El PSC, ha ido perdiendo apoyos populares y de militancia catalanista, ICV,  fue recogiendo votos de izquierda perdidos por los socialistas, como en toda España, inicialmente sin consideraciones soberanistas está siendo empujado hacia esas posiciones, que para no perder pie, justifican, por lo que no será extraño que pierda fuerza a medio plazo, vía CUP y ERC, porque la gente elige secesión y prefiere los originales a los tibios; no es que los partidos fallen, que lo hacen, es que la fuerza de la corriente está rompiendo los embalses ¿Por qué eligen  hoy independencia? está claro, nadie dice otra cosa, nadie ofrece respuestas, y creen que con ella resolverán todos los problemas individuales y colectivos y hasta ahora nadie les ha presentado otra opción válida para mejorar. Una historia similar de base parecida se aprecia en los guetos obreristas que votan extrema derecha en Europa. Y el que venga detrás que se joda. La cuestión es que una salida como la independencia no tiene vuelta atrás en los destrozos que provoca, no vale arrepentirse luego, las rupturas no podrían resolverse a medio plazo, es por ello que la Ley de Claridad canadiense, siempre habla de mayorías suficientemente amplias, sostenidas en el tiempo, de procesos negociados, etc. y no de impulsos unilaterales. Se echa en falta una responsabilidad de defender principios, sean seguidos por muchos o pocos, al margen de corrientes momentáneas.
No existe la responsabilidad partidista, sin responsabilidad individual, aquí siempre muy cómoda para desviar las culpas a partidos y líderes y salvar el pellejo individual, los militantes y simpatizantes izquierdistas hartos de tanta corrupción y crisis, tendrán que decidir y tomar posiciones ante lo que representará la pérdida de apoyos al sentimiento de izquierdas, no solo en cuanto reducción de fuerzas electorales que dejarán los parlamentos listos para enormes cambios derechistas, como estamos viendo con la coartada de la crisis, sino para las ideas básicas que asumirá la conciencia individual de una generación, es en momentos de tensión cuando se enfrentan las ideas personales con el imaginario colectivo que las soportan ¿Por qué consideran de izquierdas apoyar el independentismo? Es frecuente encontrar  muestras de simpatías que no dan por la unión con solo la explicación de que en el otro lado están las derechas. Pero, si las derechas están a ambos lados ¿Por qué ha calado con el aurea de más democrático el derecho a decidir la autodeterminación en un país libre y democrático, cuando como poco existe el derecho equivalente a la integridad? Para algunos supone una especie de rebelión, -¡que se jodan! a la inversa- porque muchos individuos creen erróneamente que la ideología de izquierdas se limita a la protesta, a estar en contra, por principio, les resulta más sencillo aceptar la oposición a un gobierno que la defensa de unos principios que debe hacerse en positivo. Esa postura dejó de tener validez para mi generación, en la experiencia de Chile, un gobierno legalmente constituido era asediado por continuas manifestaciones y huelgas, derechistas. Hasta hacerlo caer. Las movilizaciones pueden ser fascistas.
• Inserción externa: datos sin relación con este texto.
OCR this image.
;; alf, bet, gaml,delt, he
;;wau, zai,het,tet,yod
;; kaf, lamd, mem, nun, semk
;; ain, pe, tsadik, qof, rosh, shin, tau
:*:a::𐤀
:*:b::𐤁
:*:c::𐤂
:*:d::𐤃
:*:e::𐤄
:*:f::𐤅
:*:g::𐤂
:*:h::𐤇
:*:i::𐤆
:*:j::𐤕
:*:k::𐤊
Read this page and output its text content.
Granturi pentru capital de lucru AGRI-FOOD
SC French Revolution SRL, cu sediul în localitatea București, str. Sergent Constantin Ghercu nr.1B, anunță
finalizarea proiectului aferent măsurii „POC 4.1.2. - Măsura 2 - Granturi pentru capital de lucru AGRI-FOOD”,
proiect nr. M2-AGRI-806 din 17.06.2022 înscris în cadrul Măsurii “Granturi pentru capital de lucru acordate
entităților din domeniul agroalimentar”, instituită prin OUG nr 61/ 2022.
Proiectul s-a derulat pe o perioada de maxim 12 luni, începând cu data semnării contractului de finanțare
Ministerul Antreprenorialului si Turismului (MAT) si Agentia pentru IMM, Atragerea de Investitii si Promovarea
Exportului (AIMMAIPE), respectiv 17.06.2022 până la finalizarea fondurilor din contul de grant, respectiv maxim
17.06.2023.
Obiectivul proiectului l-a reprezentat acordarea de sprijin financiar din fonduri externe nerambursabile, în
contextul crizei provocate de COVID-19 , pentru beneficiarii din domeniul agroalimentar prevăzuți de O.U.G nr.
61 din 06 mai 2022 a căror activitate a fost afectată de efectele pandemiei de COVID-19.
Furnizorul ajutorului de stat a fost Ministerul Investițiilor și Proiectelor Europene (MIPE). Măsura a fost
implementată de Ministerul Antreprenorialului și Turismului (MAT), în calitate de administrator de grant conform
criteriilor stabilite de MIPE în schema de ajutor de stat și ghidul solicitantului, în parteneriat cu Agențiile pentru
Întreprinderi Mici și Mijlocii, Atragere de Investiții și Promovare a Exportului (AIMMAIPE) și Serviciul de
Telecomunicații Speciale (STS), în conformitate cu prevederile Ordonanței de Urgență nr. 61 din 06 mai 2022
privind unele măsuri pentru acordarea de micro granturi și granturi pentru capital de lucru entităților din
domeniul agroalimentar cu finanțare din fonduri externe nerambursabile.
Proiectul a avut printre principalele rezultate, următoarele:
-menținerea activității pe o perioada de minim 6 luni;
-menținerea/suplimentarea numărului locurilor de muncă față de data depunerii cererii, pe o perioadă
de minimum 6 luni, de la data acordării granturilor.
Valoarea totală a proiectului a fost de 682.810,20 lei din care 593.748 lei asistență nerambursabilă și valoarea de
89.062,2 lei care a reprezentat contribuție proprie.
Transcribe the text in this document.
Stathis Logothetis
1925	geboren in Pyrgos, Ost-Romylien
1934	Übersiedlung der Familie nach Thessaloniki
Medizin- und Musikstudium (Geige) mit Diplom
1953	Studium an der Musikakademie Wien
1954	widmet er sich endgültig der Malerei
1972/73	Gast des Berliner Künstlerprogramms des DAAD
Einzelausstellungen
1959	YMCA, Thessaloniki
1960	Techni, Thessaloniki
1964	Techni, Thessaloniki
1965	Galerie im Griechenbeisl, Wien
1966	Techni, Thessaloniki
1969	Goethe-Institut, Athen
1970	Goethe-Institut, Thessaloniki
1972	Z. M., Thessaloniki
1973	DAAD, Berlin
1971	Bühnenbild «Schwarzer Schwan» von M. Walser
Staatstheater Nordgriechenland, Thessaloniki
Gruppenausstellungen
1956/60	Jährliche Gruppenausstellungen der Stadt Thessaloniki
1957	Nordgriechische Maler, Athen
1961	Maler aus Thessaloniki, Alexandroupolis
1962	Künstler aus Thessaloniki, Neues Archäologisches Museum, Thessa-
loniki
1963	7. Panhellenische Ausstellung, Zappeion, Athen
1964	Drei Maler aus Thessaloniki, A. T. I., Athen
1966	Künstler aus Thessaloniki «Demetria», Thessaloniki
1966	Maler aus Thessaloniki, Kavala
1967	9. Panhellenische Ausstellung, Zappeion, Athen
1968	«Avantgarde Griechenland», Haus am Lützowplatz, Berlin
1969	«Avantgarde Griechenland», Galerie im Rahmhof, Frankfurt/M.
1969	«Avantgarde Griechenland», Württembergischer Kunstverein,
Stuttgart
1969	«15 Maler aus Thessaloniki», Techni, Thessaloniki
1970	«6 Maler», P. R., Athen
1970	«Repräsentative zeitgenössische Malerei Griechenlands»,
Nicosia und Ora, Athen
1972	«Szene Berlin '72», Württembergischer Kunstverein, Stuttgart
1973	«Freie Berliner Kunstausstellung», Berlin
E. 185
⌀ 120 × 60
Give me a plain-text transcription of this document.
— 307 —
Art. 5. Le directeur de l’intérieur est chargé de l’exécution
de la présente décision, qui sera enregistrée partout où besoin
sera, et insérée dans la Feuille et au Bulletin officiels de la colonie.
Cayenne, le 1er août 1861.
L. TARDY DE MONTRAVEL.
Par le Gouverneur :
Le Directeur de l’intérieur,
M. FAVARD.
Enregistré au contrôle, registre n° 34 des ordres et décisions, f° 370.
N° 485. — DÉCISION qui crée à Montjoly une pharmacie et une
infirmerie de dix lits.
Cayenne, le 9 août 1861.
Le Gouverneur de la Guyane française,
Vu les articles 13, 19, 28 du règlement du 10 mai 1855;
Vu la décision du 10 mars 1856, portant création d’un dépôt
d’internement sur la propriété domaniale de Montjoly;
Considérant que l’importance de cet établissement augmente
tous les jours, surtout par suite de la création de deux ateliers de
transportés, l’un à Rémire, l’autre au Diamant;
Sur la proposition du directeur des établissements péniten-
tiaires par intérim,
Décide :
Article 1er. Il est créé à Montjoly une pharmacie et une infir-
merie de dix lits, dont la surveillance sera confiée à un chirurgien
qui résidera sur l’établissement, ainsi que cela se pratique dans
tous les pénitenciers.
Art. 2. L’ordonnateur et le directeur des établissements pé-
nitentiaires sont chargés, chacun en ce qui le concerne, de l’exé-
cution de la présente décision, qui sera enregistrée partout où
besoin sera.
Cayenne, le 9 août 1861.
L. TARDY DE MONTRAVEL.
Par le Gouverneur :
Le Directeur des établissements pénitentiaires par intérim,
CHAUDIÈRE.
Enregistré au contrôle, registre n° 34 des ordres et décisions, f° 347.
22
¿Por qué apoyar toda acción y argumentación por el mero hecho de que vaya contra lo español? mejor distinguir y separar, los nacionalismos periféricos van contra los trabajadores, españoles y periféricos, escudarse en que el PP es malísimo y La Razón una máquina de hacer independentistas, aparte de que sea verdad, esconde lo fundamental, que es la existencia de criterio propio sobre los nacionalismos ¿Por qué aceptar que una secesión es democrática cuando ninguna constitución del mundo lo contempla? Solo una enorme falta de conocimiento cegada por la religión puede creer que Cataluña sea una colonia con derecho a la autodeterminación. Y si el secesionismo fuera un plus democrático, ¿por qué no lo incluyen en sus textos quienes lo consiguen? ¿Acaso Barcelona o Tarrasa no tienen derecho a la secesión de Cataluña? En los supuestos de Ley de Claridad canadiense se contempla el mismo derecho del todo y de una parte del territorio escindido. Y puestos ya, los barrios ricos de los barrios pobres ¿Por qué conceder un plus de credibilidad a los soberanistas que no conceden al resto de ideas políticas? ¿Solo porque están en contra del gobierno PP? ¿Por qué aceptar la independencia creyendo a pies juntillas que todo un pueblo lo pide, sin comprobar a cuántos, quienes afecta, y de qué forma?

Comprueben si es verdad que existe esa mayoría, porque hasta ahora los votos no la mostraron  nunca, CiU era unionista hasta las últimas elecciones, y las encuestas de la Generalitat daban minorías independentistas hasta hace pocos meses. Desde la transición el independentismo se ha mantenido por debajo del 15%. Segundo ¿qué o quiénes son los catalanes? el pueblo catalán que ha construido Cataluña no es un bloque de hormigón catalanista, sino conjuntos variados de población en gran parte emigrante de los años 50/70 con tradiciones e intereses muy diversos fuera de la órbita nacionalista. Apoyar los intereses independentistas supone estar en contra de los intereses de los no independentistas, que hasta ahora fueron mayoritarios y hoy pueden ser similares en número. ¿Por qué no aceptar que esta democracia española es tan mala o tan buena como cualquier otra? sea Reino Unido o Canadá, tenemos enormes problemas a resolver, pero no encontrarán mejor solución en manos de los nacionalismos periféricos.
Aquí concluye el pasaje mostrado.